Garry Taubes explains IGF’s role in cancer “​
The working hypothesis of cancer researchers who
study IGF is not that these molecules initiate cancer, a process that occurs through the
accumulation of genetic errors, but rather, that they accelerate the process by which a cell
becomes cancerous, and then they work to keep the cells alive and multiplying​
(2)…
IGF and insulin can be viewed as providing fuel to the incipient fire of cancerous cells and the
freedom to grow without limit.

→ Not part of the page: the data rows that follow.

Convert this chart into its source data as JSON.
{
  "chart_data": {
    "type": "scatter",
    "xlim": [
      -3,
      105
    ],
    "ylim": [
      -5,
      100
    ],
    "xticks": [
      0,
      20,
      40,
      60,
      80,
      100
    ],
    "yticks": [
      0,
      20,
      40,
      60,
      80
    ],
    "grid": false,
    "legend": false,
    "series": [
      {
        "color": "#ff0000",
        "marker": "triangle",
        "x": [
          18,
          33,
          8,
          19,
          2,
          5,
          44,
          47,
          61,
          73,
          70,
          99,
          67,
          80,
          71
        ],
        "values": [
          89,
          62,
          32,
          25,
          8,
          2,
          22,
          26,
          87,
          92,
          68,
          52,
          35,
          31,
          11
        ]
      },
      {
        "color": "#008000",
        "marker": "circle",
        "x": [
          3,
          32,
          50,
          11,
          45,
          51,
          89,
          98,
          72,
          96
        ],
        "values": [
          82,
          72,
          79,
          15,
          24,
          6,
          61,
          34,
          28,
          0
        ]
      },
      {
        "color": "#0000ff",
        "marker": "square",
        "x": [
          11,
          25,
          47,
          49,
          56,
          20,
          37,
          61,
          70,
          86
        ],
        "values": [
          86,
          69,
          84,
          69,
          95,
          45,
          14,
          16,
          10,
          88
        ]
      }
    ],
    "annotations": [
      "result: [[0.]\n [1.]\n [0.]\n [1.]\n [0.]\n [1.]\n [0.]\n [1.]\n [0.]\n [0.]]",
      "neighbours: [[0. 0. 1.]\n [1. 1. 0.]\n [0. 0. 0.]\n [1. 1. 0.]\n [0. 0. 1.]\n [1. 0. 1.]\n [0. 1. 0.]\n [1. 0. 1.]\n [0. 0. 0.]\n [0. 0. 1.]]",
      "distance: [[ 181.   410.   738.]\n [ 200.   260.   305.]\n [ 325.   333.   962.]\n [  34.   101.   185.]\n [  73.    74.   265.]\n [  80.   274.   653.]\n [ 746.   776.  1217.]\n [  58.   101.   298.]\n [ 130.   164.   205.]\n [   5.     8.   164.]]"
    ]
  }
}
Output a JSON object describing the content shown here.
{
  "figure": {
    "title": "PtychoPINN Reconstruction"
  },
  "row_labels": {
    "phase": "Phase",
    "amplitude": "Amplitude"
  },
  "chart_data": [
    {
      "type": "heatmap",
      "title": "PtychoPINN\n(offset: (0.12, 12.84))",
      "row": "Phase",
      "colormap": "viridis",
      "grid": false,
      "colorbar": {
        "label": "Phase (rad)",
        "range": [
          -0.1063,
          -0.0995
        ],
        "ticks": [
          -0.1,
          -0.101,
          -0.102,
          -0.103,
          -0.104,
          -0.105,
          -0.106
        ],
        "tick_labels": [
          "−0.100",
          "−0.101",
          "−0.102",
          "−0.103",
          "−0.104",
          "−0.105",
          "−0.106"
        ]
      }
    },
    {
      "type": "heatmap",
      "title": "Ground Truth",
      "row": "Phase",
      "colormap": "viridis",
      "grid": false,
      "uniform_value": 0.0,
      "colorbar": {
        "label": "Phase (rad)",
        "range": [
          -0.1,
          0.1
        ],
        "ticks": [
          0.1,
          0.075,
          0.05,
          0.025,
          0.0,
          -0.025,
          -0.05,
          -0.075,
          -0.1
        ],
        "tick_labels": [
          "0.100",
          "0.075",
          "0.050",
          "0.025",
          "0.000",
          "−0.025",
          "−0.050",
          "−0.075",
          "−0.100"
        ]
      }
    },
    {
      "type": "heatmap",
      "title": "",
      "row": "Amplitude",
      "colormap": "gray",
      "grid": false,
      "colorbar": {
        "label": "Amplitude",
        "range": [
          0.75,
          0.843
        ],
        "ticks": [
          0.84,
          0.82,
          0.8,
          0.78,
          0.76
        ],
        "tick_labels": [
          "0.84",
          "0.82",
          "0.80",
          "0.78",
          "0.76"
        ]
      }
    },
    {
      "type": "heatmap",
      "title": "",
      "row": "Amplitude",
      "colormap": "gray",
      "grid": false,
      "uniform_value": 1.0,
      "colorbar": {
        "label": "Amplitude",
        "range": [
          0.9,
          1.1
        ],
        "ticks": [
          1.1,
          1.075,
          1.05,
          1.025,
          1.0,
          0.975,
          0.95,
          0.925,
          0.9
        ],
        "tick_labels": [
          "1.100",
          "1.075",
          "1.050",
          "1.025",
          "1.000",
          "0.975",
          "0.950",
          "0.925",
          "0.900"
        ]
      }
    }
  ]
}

The critical factor is not that diet changes the nature of the cellsthe mutations that lead to cancer- but that it changes the nurturing of those cells; it changes the
environment into one in which cancerous and precancerous cells can flourish."​
(3 Pg 217)
● When the liver is over burdened with fructose, it’s effectiveness at detoxing and metabolising
hormones is compromised. There is some evidence this liver stress can contribute to
non-alcoholic liver disease. (4)
● Many people will also have difficulty with digesting fructose. Symptoms of fructose
malabsorption include bloating and diarrhea. More on this in later weeks.
● Fructose enhances appetite, through increasing the levels of a hormone called ghrelin. You'll
eat sweets and find yourself just wanting more!